Y para finalizar entró al escenario el director como el hombre correcto, comenzó hablando de la vida en el pueblo, el público estaba muy atento cuando entré con un gran escándalo, golpeando el piso con un machete desenvainado, vestí pantalón y camisa, blancos, y sombrero de palma. El público se alarmó al principio porque mi ingreso fue abrupto, sorpresivo y ruidoso.
–¿Qué le pasa maishtro? – le dije con voz alta, pero temblorosa por mi nerviosismo.

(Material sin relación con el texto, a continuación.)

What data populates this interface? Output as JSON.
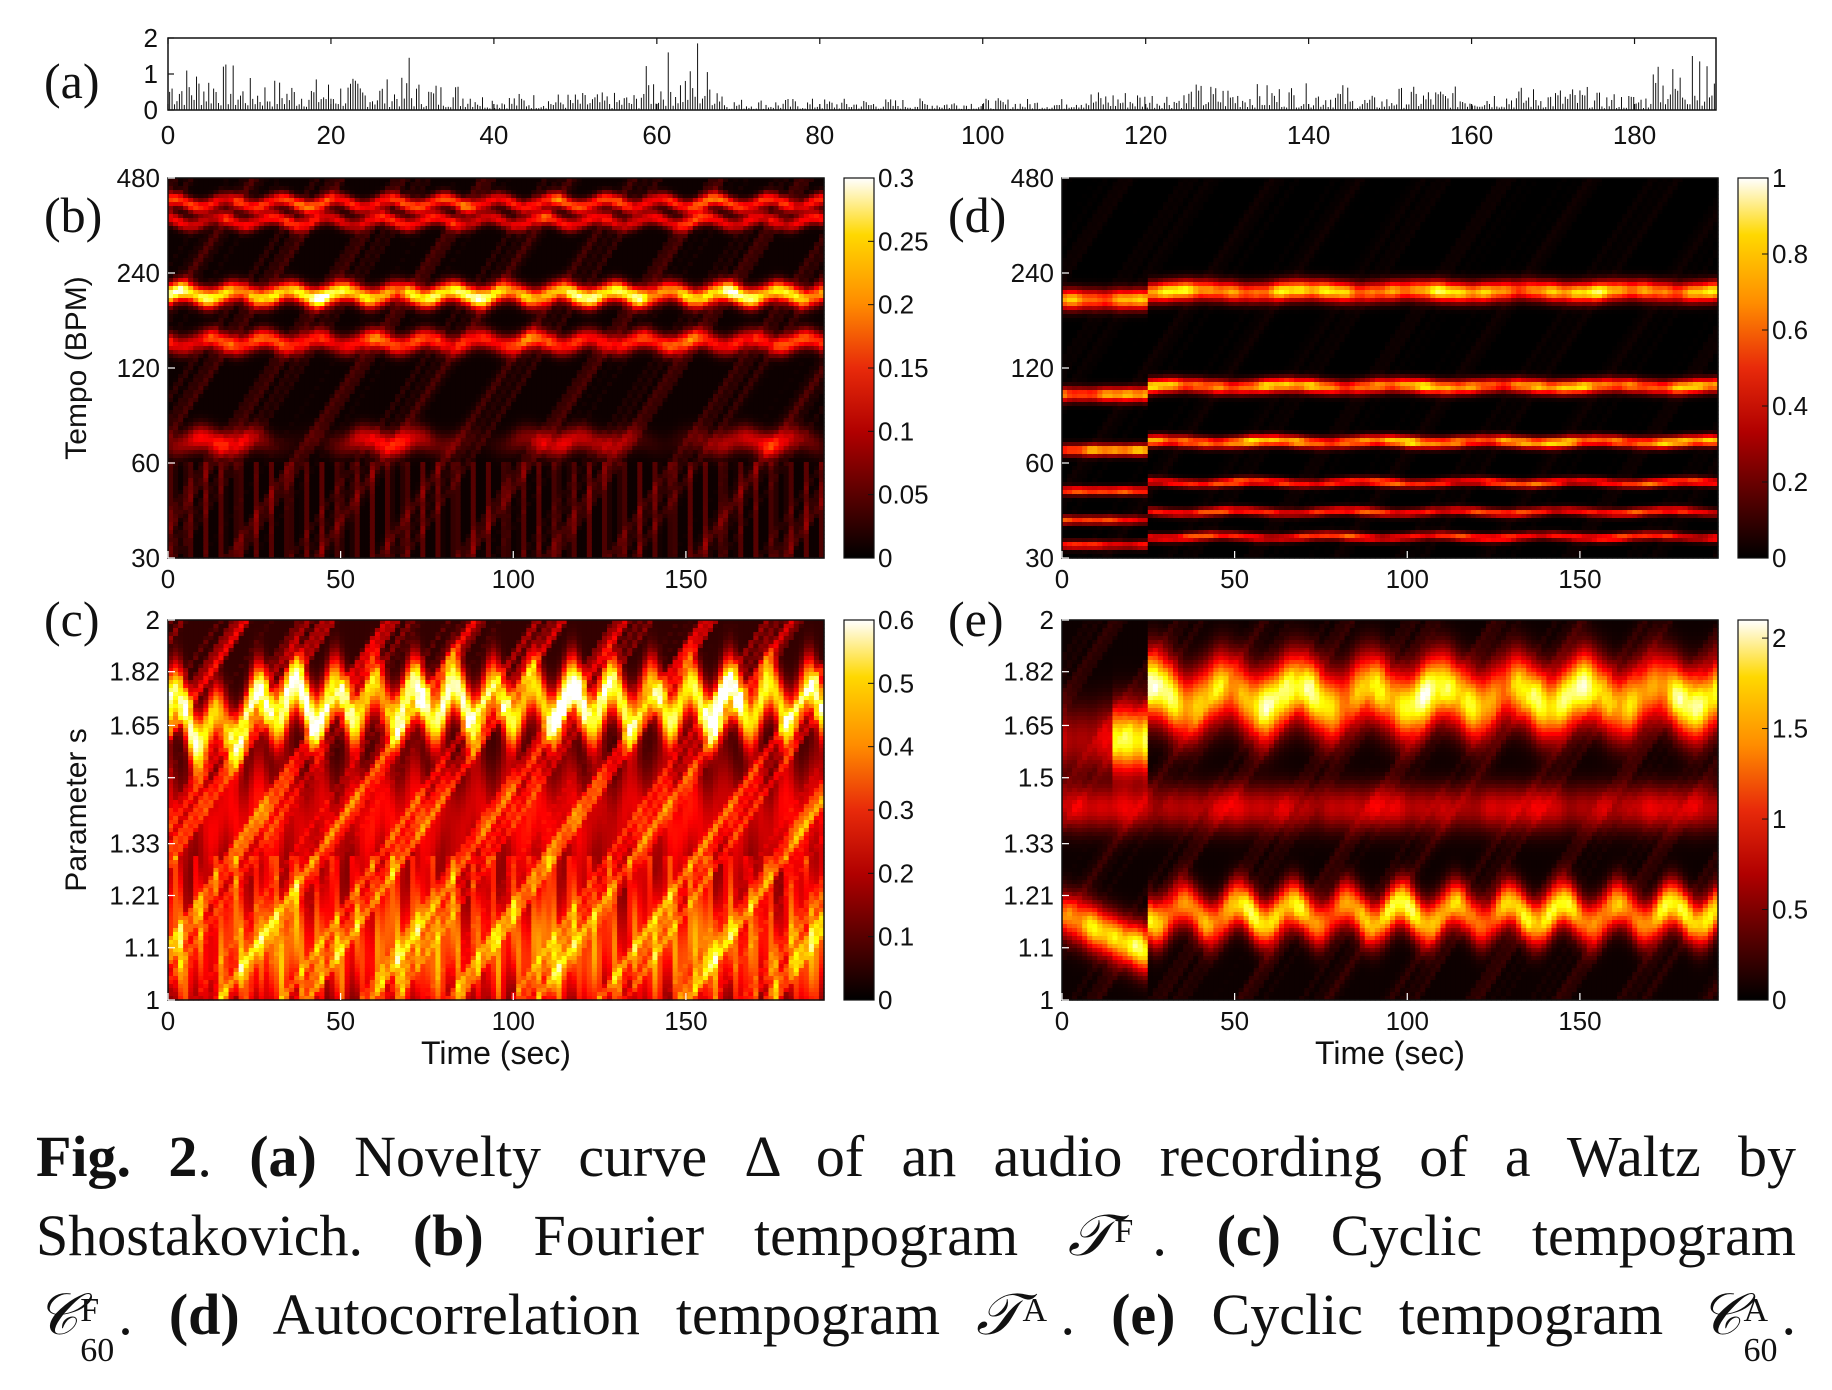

Comenzamos el diálogo. A mí me temblaban las canillas y tartamudeaba de verdad por el miedo escénico, mientras la gente reía. Era tanta mi presión psicológica que se me olvidó por completo el texto del diálogo, pero no iba hacer el papelito de ponerme a llorar y comencé a improvisar. Manlio se extrañó y me hizo señales con disimulo, luego me guiño su ojo indicándome que retomara el diálogo que habíamos ensayado, y le dije:
–Bueno, chero, ¿qué tiene en ese ojo?, como que le ha caído mal aire, parece apaga luces.
El público reía a carcajadas, y Manlio se sorprendía aún más. Él ya había perdido el control sobre sí mismo porque no encontraba qué decirme, y seguí complicándolo.
–No se haga el vereco, hombre, parece garrobo con gripe.
–Es que… – no hallaba qué decir.
–¿Y por qué está tan cherche?, como si fuera la última papaya del invierno.
Y así por el estilo lo llevé hasta que me dijo, aturdido, sin pensar que estábamos frente al público
–Ya no sigás, dale fin.
–¿Ya no que qué? , si el público quiere saber qué le pasa, chero.
Mi termómetro era la carcajada de los presentes. No sé cómo se me ocurrieron tantas cosas irrisorias. Ya me había pasado el miedo inicial y aproveché mi ánimo para decir más bayuncadas a costa de mi compañero que se había traumado. Finalizamos. Recibimos una ovación tan atronadora como artistas consumados. Nos felicitó medio mundo.
(Mi vida continuó con gratas experiencias en Teotepeque, en mi primer intento de ser maestro. Retomaremos esta temática más adelante).